To the extent that the Jupyter Extension for VS Code represents the “official” VS Code extension, if not an official Jupyter extension for VS Code (which does not exist, at least not in the jupyter
project namespace on Github, nor I suspect on the basis of core Jupyter team contributions, it does a pretty good job, and gets more fully featured with every release.
But to a certain extent, it’s still lagging behind what you can do in even the classic notebook UI. For example, a feature I increasingly make use of is the ability to edit cell tags. These can be used by extensions to modify the presentation of cells in the user interface (I have extensions for that in class notebooks, but not in JupyterLab/RetroLab) or in downstream rendered materials such as Jupyter Book outputs. Where Jupyter Book doesn’t directly exploit cell tags, we can hack string’n’glue tools to transform tagged cells to markup that Jupyter Book / Sphinx can make use of…
Anyway, whilst cell tag editing is not supported in the official (from the VS Code side) unoffical (from the Jupyter side) Jupyter extension, it is supported by an unoffical (from the VS Code side) unoffical (from the Jupyter side) Jupyter Powertools VS Code extension for the VS Code Insiders build of VS Code.
From the blurb, this includes:
- Shrinking traceback reports to allow you to see just the error (cf. the “Skip traceback” classic notebook extension);
- Cell magics (& code completion for cell magics);
- Generate reveal.js slideshows and preview them inside the VS Code environment;
- Edit cell metadata (tags, slide metadata);
- Automatic syntax highlighting of cell magics (e.g. using
%%html
will provide syntax highlighting and language features forHTML
in the cell) - Toggle cell from Markdown to Cell with toolbar icon (and vice versa)

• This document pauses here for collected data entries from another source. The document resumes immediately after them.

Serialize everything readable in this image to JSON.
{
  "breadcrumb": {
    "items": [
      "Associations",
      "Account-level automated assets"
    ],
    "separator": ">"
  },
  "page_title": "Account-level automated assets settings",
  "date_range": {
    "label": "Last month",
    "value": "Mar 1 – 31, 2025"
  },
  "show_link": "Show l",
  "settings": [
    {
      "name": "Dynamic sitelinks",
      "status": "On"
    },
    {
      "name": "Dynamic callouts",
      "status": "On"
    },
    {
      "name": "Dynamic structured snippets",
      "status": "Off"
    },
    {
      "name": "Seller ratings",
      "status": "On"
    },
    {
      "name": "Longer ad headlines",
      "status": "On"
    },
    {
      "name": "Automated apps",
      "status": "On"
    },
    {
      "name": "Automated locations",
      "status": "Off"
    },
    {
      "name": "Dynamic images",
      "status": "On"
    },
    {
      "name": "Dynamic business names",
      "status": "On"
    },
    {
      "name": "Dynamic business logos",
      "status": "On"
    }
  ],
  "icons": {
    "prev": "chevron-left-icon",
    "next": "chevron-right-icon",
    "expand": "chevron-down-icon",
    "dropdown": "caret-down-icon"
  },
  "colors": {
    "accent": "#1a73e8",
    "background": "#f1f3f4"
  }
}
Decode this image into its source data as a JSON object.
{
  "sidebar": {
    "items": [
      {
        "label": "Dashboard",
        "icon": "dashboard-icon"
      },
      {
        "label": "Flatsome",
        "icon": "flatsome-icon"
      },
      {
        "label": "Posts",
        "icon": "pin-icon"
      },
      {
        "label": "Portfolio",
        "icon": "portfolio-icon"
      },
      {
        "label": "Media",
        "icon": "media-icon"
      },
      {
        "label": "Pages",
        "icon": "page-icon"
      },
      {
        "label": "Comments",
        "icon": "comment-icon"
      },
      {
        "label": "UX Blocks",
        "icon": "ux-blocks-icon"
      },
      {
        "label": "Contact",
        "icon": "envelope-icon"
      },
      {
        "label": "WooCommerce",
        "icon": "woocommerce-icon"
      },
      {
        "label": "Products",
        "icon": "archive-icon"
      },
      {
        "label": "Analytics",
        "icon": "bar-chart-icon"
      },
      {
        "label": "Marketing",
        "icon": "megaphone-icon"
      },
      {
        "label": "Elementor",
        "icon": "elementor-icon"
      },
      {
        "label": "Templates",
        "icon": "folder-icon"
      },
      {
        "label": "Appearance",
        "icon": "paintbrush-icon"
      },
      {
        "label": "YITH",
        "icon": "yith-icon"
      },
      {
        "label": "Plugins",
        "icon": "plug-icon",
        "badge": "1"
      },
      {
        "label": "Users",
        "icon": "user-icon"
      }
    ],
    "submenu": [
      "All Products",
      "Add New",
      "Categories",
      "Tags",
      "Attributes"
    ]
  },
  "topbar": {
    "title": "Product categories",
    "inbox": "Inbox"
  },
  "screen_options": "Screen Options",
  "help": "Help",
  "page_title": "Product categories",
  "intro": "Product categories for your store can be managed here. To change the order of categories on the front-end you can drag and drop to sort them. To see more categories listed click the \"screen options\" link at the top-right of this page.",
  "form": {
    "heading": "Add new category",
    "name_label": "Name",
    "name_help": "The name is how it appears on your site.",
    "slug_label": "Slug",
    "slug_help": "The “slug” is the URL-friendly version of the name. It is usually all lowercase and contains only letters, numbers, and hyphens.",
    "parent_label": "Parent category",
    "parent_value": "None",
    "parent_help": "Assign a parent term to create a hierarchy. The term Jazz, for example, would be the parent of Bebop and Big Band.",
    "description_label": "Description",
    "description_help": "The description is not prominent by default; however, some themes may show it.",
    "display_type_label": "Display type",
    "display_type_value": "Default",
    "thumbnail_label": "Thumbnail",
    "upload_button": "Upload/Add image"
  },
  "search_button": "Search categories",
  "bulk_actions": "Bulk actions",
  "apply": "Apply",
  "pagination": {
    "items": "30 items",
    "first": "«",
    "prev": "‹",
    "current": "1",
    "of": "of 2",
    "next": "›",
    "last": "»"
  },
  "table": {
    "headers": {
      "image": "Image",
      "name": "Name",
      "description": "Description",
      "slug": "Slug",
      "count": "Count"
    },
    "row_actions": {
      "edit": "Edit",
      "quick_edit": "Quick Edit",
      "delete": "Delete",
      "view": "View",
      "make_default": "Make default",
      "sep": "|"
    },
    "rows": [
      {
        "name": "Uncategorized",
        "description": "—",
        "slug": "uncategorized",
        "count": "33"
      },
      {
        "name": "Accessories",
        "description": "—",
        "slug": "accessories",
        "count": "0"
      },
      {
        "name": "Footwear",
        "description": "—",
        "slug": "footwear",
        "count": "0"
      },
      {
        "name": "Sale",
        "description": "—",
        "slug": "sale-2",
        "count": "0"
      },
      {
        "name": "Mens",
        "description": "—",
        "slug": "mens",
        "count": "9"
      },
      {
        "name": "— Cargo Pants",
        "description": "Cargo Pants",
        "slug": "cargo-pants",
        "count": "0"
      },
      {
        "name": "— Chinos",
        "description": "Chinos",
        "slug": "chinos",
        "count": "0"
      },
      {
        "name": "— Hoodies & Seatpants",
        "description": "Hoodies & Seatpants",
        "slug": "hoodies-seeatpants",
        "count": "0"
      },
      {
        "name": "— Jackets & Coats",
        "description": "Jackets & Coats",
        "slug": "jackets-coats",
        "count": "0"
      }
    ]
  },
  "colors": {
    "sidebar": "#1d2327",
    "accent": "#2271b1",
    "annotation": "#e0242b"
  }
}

In passing, I also note a couple of WYSIWYG markdown editor extensions (ryanmcalister/unotes
and zaaack/vscode-markdown-editor
for example), so it’s not hard to imagine having a VS Code Jupyter environment with WYSIWYG markdown editing in the markdown cells although I’m not sure how easy that is to achieve in practice.
PS in passing I note that there is currently a flurry of interest on the official Jupyter discourse site – Inline variable insertion in markdown – in getting inline code into markdown cells in Jupyter notebooks, cf. the inline `r CODE`
fragments that are natively available in Rmd, for example. There are certain practical issues associated with this (how are the markdown cells with code references updated for example) and there are already hacky workarounds (eg my own trick for Displaying Jupyter Notebook Code Cell Content As Formatted Markdown/HTML Code Cell Output using a Python f-string magic) for cases where you aren’t necessarily interesting in reactive updates, such as when generating static Jupyter Book outputs. I keep wondering if things like the reactive kernel implemented as davidbrochart/akernel
might also provide another solution?
PPS on my long list, one thing I’m hoping to see at some point is an executable document editor running purely in the browser on top of something like a JupyterLite kernel. There are a couple of different directions I think this could come from: one would be getting something like the Curvenote editor or a Stencila editor working in the browser on top of a JupyterLite WASM powered backend, and the other would be some plugins to make a Jupyter Book editable, cf. a wiki, with edits saved to browser local storage. This would tie you to a particular browser on a particular machine unless browser synching also syncs local browser storage, but for folk who work on a single machine, that would be an acceptable constraint.